Avant-propos
p. 9-10
Texte intégral
« Souvenez-vous des prisonniers »
À mes parents, à ma sœur,
à mes frères et à mes enfants.
1« Souvenez-vous des Prisonniers », « Comme si vous étiez captifs avec eux1 ». Dans le numéro 1 de la revue Maintenir, « Organe de liaison mensuel des Rapatriés et Évadés des Stalags XVIII A, B et D (Wagna) », en date de juillet 1945, apparaissait cette référence biblique. Les fondateurs de l’Amicale des « anciens » détenus « d’Autriche méridionale » appelaient à ne pas oublier, à faire œuvre de mémoire. Cette amicale disparut après sa dissolution en décembre 2000. Et pourtant la mémoire demeure. Point au travers de ces générations aujourd’hui disparues, point au travers de vestiges archéologiques quasi inexistants si ce n’est au travers de stèles ou de plaques commémoratives, mais grâce aux témoignages de leurs descendants, aux documents déposés dans les archives publiques civiles et militaires ou grâce aux sources privées, notamment les carnets de captivité ou les correspondances. Une synthèse remarquable, La Captivité, Histoire des prisonniers de guerre français 1939-19452, de l’historien Yves Durand, contribua et contribue toujours de manière éclairée à vulgariser la connaissance de ce fait historique majeur de la Seconde Guerre mondiale : la capture, le transfert et la détention dans les territoires sous contrôle national-socialiste de près de 1 600 000 prisonniers de guerre français3. Phénomène de masse où chacun vécut sa propre histoire, une histoire collective mais aussi singulière, une histoire nationale mais aussi personnelle marquée par une nouvelle identité pour le prisonnier, celle de son numéro matricule.

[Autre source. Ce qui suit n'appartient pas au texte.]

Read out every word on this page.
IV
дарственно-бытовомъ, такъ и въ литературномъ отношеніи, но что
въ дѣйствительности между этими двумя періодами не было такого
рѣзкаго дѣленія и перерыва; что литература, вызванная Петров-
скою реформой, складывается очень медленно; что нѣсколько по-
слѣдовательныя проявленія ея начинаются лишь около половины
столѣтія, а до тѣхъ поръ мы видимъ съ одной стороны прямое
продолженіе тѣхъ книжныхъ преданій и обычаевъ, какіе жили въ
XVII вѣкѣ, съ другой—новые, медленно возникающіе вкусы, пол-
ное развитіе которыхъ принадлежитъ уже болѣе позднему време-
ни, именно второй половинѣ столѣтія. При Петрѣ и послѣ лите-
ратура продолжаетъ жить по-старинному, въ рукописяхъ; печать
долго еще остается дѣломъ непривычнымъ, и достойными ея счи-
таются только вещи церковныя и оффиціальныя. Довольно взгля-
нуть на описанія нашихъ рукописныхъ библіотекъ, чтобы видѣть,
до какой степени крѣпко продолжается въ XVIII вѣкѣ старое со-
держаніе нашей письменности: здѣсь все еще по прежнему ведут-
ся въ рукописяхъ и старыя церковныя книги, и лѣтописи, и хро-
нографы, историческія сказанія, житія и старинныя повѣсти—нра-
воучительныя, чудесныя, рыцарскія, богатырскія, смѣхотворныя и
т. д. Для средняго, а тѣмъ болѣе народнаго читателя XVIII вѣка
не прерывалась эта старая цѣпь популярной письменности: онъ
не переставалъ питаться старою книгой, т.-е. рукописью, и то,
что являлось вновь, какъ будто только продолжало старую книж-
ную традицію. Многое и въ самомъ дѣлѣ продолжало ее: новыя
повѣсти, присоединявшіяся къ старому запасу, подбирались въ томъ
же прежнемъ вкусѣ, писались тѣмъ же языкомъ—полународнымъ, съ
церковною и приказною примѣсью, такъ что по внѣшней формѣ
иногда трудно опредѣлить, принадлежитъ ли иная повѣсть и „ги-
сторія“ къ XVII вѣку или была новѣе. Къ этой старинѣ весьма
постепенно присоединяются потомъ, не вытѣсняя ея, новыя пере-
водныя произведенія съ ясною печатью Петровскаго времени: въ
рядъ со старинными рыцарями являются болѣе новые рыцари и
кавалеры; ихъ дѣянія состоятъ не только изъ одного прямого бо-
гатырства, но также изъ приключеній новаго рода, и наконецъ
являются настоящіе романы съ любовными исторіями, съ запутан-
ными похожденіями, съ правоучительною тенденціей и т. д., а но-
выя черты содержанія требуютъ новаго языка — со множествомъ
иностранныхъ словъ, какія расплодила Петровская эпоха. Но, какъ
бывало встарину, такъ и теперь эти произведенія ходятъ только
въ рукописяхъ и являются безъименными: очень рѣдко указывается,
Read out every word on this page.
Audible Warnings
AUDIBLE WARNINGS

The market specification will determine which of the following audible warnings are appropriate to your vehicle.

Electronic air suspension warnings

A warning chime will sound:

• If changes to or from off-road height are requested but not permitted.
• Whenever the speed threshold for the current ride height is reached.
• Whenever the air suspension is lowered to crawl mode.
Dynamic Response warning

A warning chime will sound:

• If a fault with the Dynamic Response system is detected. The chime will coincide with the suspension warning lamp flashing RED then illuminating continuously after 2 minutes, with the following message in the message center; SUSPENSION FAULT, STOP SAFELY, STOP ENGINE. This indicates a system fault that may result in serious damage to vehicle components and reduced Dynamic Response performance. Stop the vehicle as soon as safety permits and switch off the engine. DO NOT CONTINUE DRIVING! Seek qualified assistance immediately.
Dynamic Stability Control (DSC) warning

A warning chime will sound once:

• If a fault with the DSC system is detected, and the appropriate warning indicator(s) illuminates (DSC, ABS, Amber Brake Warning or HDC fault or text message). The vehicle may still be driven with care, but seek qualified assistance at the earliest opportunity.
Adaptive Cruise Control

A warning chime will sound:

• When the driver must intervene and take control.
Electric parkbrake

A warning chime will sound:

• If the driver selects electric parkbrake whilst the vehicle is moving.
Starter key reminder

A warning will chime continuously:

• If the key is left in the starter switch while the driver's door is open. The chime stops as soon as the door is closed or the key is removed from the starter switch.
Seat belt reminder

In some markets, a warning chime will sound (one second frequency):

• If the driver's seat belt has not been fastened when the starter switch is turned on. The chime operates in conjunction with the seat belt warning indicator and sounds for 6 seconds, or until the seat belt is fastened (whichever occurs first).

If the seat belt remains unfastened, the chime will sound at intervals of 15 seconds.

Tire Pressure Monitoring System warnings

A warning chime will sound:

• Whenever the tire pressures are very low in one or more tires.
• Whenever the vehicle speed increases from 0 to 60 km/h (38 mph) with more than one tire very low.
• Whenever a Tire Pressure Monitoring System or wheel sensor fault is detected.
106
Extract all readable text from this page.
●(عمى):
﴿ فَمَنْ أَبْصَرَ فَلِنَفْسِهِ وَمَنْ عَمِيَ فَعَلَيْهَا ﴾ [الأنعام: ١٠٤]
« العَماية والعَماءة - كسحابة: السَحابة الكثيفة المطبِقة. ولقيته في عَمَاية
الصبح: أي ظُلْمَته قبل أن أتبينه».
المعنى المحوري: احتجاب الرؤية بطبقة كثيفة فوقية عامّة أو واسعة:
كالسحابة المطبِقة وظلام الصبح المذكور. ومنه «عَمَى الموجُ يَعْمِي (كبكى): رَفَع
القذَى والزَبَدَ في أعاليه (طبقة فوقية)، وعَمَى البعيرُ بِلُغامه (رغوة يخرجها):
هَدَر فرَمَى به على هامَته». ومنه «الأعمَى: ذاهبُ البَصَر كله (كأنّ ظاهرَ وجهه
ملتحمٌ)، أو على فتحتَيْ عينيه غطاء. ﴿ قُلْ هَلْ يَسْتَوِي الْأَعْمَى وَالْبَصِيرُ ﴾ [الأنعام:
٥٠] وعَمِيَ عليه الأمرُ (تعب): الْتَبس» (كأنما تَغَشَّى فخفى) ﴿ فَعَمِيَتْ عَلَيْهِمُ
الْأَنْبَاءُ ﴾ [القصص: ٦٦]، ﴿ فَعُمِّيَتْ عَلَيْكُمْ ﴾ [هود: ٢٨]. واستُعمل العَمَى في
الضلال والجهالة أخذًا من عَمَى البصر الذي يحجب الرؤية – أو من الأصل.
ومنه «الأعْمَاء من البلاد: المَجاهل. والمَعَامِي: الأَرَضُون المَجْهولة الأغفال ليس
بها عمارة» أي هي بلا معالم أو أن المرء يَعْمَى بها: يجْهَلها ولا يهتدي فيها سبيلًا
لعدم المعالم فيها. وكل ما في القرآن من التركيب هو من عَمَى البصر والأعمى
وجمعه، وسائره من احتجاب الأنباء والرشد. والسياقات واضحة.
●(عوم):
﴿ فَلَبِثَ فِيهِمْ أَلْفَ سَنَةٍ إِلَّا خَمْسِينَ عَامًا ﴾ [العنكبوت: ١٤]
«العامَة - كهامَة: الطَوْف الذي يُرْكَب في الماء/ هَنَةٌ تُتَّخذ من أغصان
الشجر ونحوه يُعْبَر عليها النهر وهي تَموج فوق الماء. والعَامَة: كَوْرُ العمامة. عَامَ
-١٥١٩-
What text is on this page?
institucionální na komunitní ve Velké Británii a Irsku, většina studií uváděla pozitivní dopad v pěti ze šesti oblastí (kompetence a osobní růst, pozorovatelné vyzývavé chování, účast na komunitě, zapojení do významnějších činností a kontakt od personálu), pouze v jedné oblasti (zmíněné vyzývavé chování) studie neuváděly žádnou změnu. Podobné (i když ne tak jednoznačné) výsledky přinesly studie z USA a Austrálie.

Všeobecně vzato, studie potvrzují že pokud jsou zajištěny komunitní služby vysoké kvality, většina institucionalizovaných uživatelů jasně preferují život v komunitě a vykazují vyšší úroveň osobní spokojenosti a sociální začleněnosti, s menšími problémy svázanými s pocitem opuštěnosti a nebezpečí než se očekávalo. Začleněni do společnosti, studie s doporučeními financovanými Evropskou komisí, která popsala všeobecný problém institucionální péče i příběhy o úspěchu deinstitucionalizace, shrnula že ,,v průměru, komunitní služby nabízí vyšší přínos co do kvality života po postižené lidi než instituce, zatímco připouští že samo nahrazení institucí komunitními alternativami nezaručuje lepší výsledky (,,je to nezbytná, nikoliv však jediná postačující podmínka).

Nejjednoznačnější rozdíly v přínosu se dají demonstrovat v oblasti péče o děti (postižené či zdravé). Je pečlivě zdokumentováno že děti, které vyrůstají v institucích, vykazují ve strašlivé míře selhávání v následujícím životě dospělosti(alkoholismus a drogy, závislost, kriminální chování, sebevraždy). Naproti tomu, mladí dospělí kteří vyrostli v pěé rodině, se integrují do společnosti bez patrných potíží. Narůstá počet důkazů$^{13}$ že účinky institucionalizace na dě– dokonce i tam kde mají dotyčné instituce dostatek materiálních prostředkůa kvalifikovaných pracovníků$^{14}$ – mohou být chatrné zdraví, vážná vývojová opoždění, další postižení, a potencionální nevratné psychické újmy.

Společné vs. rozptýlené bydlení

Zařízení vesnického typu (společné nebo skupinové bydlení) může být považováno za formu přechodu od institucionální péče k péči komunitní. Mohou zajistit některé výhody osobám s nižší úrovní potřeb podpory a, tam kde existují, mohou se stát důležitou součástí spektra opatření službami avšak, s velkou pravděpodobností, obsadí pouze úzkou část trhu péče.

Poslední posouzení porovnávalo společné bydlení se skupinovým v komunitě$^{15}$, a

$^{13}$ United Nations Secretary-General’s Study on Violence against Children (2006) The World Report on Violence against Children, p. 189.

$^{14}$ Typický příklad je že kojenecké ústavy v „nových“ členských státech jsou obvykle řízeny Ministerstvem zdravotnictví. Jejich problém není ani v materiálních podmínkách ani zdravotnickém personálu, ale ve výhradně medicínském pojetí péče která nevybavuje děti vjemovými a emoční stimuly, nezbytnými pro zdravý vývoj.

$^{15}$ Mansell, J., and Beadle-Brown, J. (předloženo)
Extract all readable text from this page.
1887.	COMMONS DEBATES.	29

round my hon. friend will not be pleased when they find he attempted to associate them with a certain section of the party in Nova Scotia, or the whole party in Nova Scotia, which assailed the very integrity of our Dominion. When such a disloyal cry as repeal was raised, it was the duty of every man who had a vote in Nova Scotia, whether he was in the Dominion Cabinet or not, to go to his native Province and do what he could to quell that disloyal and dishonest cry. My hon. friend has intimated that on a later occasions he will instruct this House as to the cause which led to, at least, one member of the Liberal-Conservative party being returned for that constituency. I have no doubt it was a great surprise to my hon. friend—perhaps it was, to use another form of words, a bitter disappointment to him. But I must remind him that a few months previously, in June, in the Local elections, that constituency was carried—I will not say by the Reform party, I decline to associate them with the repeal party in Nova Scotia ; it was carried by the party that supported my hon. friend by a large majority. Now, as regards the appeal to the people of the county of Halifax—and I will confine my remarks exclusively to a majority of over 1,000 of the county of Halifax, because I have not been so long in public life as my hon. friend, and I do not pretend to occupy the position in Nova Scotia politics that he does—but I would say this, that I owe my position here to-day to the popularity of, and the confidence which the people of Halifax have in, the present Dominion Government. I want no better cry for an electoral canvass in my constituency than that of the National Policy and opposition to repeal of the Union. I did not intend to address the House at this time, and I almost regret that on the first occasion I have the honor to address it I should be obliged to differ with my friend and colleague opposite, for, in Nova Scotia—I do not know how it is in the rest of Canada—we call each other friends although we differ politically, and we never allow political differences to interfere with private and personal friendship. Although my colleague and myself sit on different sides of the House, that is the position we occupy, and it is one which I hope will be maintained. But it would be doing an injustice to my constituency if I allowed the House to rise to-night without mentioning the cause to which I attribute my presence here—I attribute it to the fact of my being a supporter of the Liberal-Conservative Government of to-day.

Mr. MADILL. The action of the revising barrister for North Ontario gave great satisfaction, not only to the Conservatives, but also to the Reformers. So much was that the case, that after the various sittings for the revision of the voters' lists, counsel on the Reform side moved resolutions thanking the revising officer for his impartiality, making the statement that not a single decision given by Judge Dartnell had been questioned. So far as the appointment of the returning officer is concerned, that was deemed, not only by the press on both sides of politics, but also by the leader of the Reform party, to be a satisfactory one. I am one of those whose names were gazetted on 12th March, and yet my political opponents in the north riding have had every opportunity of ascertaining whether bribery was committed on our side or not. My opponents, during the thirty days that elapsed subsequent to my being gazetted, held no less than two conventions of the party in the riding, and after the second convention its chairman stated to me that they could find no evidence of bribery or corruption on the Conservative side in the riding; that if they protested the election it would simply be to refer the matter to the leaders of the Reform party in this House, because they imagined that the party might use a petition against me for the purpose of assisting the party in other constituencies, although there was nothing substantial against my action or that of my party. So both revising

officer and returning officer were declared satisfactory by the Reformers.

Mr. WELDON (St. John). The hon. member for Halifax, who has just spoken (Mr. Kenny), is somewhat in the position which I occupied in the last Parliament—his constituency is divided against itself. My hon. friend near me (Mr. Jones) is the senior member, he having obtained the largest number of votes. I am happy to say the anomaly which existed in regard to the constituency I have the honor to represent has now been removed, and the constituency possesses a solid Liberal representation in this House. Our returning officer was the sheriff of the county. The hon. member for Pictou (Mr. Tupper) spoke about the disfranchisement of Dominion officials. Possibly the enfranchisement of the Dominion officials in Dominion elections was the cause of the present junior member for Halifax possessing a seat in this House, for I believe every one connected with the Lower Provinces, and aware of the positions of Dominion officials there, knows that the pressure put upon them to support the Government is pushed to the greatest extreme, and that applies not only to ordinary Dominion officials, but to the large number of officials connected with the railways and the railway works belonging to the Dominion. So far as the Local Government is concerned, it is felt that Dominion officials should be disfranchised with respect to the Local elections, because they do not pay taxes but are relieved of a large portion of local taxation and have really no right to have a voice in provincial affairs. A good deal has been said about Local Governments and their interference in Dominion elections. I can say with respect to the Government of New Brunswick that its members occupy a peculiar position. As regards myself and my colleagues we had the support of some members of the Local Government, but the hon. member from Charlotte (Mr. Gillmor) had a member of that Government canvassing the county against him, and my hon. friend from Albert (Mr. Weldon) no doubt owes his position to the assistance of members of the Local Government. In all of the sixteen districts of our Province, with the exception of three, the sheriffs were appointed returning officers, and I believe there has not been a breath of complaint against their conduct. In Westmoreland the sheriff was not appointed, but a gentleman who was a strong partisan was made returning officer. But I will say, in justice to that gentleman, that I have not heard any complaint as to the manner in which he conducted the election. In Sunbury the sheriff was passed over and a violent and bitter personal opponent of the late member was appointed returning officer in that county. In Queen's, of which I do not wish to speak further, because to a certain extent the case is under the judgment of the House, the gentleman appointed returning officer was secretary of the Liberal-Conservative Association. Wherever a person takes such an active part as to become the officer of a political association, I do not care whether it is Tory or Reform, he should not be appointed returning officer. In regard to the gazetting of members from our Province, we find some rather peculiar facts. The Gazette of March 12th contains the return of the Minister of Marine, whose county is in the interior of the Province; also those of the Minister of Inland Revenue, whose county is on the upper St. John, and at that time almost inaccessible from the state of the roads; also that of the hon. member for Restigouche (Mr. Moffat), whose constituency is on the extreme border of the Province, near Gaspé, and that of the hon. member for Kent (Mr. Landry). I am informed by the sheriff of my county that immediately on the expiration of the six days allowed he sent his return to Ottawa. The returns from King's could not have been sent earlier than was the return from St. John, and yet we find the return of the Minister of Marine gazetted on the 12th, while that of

2Gaston Duplat fut fait prisonnier au camp de Coëtquidan dans le Morbihan le 23 juin 1940, le lendemain de l’armistice. Il devint prisonnier de guerre (PG) sous le numéro matricule 2677. Transféré en Autriche le 18 mai 1941, il se trouva rattaché pendant sa détention au Stalag XVIII C de Markt Pongau et détaché dans divers Kommandos de travail. Libéré le 7 mai 1945, il ne revint à Angers où vivait son épouse, Andrée, que le 3 juin 1945 : près de cinq années de captivité, une en France, quatre en Autriche, violence extrême pour cette jeune famille fondée en 1937. Ni l’un ni l’autre n’évoquèrent durant leur vie cette période, voulant sans doute s’épargner un retour en arrière douloureux. Quelques allusions, quelques anecdotes mais jamais de révélations ni de confessions profondes. Mon père décéda le 31 juillet 1982 et ma mère le 24 juin 1997. Quand vint le moment de l’inventaire et du partage, je découvris, avec ma sœur et mes frères, dans le tiroir de l’armoire familiale, ce qui pouvait rester de ce passé : deux carnets de captivité, deux petits albums de photographies, un petit herbier et la correspondance adressée par mon père à ma mère pendant sa captivité. Découvertes qui restèrent en l’état jusqu’en 2008, date à laquelle je me décidai à franchir le pas et à entrer dans cette intimité. Au fur et à mesure de la lecture des carnets et de la correspondance, je commençai à comprendre ce que furent ces années. Mes parents virent leur vie bousculée, brisée par une mécanique implacable et infernale. Comme tant d’hommes et de femmes, ils allaient partager une histoire commune, celle de la Captivité. Mais avec leur propre itinéraire, leurs propres souffrances, leur propre destinée. Destinée distincte des autres mais aussi destinée éclatée entre celui qui allait se trouver captif et celle qui allait se trouver sans mari, en charge de leurs deux jeunes enfants pendant ces cinq années.
3J’ai voulu me plonger dans leur vie et essayer de reconstituer, dans le cadre général des événements de l’Occupation, de la Captivité et de la Libération, les destins individuels mais nécessairement liés de mes parents et de leurs proches ; les suivre, au plus près que faire se pouvait, dans leur quotidien et montrer comment les décisions prises au plus haut niveau, tant par le régime de Vichy que par le régime national-socialiste, avaient déterminé leur Être pendant ces cinq longues années de séparation et sans doute pour la vie ; essayer aussi de m’attacher à leur environnement familial, amical, régional pour comprendre les solidarités, les égoïsmes ou les indifférences ; enfin faire parler au sens propre du terme, le plus possible, au travers des archives, qu’elles soient orales, iconographiques ou écrites, les protagonistes pour rappeler, que derrière ces terribles événements, se trouvaient des hommes, des femmes et des enfants.
4Saint-Gilles-Croix-de-Vie le 20 septembre 2022.